Coding for Good: Working with the Sunlight Labs APIs

Aug 29, 2012 Python

If you're looking to get your feet wet when it comes to working with open U.S. government data, I can think of no better place to start than with the Sunlight Laps APIs. They're not kidding when they say that using their APIs is absurdly easy.

Sunlight Labs is a project of the Sunlight Foundation, an organization that has been working for several years to access public government data** - the kind of data that is freely available on state and federal web sites, but that is buried behind a Byzantine series of links or is just poorly formatted for analytical use. Sunlight has done the hard work of finding that data and collecting it, and Sunlight Labs has created the tools that make it accessible for all of us to use.

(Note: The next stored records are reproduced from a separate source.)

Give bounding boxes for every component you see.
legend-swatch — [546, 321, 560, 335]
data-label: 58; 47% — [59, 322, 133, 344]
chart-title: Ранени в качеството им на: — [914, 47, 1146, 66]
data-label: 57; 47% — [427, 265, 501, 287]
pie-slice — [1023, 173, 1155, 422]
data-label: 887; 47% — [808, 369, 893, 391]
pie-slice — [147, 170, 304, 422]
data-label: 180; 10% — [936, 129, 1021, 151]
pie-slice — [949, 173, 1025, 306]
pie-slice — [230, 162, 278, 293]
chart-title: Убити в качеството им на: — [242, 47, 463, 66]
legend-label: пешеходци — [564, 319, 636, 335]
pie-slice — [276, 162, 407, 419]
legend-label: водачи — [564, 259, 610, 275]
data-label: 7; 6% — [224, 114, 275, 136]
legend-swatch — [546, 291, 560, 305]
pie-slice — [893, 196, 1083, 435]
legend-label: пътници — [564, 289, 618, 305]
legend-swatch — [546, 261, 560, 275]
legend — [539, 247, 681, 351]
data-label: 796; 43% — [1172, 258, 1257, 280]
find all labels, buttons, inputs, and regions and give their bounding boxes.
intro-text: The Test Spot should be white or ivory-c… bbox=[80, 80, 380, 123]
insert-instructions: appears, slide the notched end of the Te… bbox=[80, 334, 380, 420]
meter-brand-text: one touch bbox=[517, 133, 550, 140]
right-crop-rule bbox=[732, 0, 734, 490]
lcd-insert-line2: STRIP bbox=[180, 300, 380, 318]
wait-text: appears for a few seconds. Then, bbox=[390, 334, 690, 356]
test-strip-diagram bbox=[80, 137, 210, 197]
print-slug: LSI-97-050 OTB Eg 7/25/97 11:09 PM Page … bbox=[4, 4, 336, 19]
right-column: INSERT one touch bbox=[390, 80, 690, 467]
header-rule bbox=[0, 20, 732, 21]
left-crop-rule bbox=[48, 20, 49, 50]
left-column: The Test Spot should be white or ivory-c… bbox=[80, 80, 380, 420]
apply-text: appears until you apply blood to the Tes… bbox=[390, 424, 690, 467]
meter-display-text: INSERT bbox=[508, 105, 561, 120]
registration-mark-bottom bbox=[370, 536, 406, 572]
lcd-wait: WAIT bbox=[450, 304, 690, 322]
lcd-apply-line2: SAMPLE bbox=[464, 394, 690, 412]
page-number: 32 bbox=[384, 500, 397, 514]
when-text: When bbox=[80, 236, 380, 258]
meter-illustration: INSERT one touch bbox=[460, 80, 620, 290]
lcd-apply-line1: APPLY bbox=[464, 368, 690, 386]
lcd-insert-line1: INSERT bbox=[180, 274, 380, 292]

**(Their other projects include Sunlight Reporting Group, Sunlight Live and the Open House Project.)

Currently they provide five APIs accessible with Python:

  1. Sunlight Congress API: returns information about legislators at the federal level
  2. Open States API: exposes similar information at the state level
  3. Capitol Words API: gives you a look at the most-used words in Congressional sessions
  4. Transparency Data API: specific data sets, such as campaign contributions and lobbying records
  5. Real Time Congress API: data such as floor updates, committee hearings, floor video, bills, votes, amendments, and various documents

This script example uses the openstates API to

  • get all available data about legislators at the state level
  • parse out only what's needed to do a summary count of party affiliations per state
  • and return that information as:
    • a JSON object that can be used for visualizations
    • a table suitable for embedding into an HTML page

To use any of the libraries, you'll first need to get an API key:

http://services.sunlightlabs.com/accounts/register/

It only took a few minutes for my key to arrive in the mail. Once you've got it, you have a few options for setting it (I used ~/.sunlight.key):

http://python-sunlight.readthedocs.org/en/latest/index.html#usage

Then install the sunlight module (this won't apply to the Transparency Data and Real Time Congress APIs) using either pip install or checking out the project from Github:

http://python-sunlight.readthedocs.org/en/latest/index.html#installation

With all that done, you're ready to go. Let's pop open an interpreter and play around with the given example:

>>> import sunlight
>>> nc_legs = sunlight.openstates.legislators(state='nc')

As you'll see, this returns a list of dicts, each dict containing a lot of publicly availably information - such as name, district, office address, party affiliation, in some cases even a picture - about each state legislator in the state of North Carolina:

>>> nc_legs
>>> [{u'leg_id': u'NCL000242', u'first_name': u'Barbara', 
u'last_name': u'Lee', u'middle_name': u'', 
u'district': u'12', u'chamber': u'lower', u'url': 
u'http://www.ncga.state.nc.us/gascripts/members/viewMember.pl?sChamber=House&nUserID=634', 
u'created_at': u'2012-08-10 02:06:05', u'updated_at': u'2012-08-29 02:09:04', 
u'email': u'Barbara.Lee@ncleg.net', u'+notice': u'[\xa0Appointed\xa008/06/2012\xa0]', 
u'state': u'nc', u'offices': [{u'fax': None, u'name': u'Capitol Office', 
u'phone': u'919-733-5995', 
u'address': u'NC House of Representatives\n300 N. Salisbury Street, Room 613\n\nRaleigh, NC 27603-5925', 
u'type': u'capitol', u'email': None}], 
u'full_name': u'Barbara Lee', u'active': True, u'party': u'Democratic', 
u'suffixes': u'', u'id': u'NCL000242', 
u'photo_url': u'http://www.ncga.state.nc.us/House/pictures/hiRes/634.jpg'}, 
...

One simple but powerful API call and we've already got so much information at our fingertips. So what can we do with all that data? Well, since the ultimate goal is to get a count of party affiliations per state, let's start by creating a list of state abbreviations. Then for each state in that list, we can make the same API call to get all the legislative data, and write a subset of that data - the state, the representative's full name, and their party affiliation - to a new dict.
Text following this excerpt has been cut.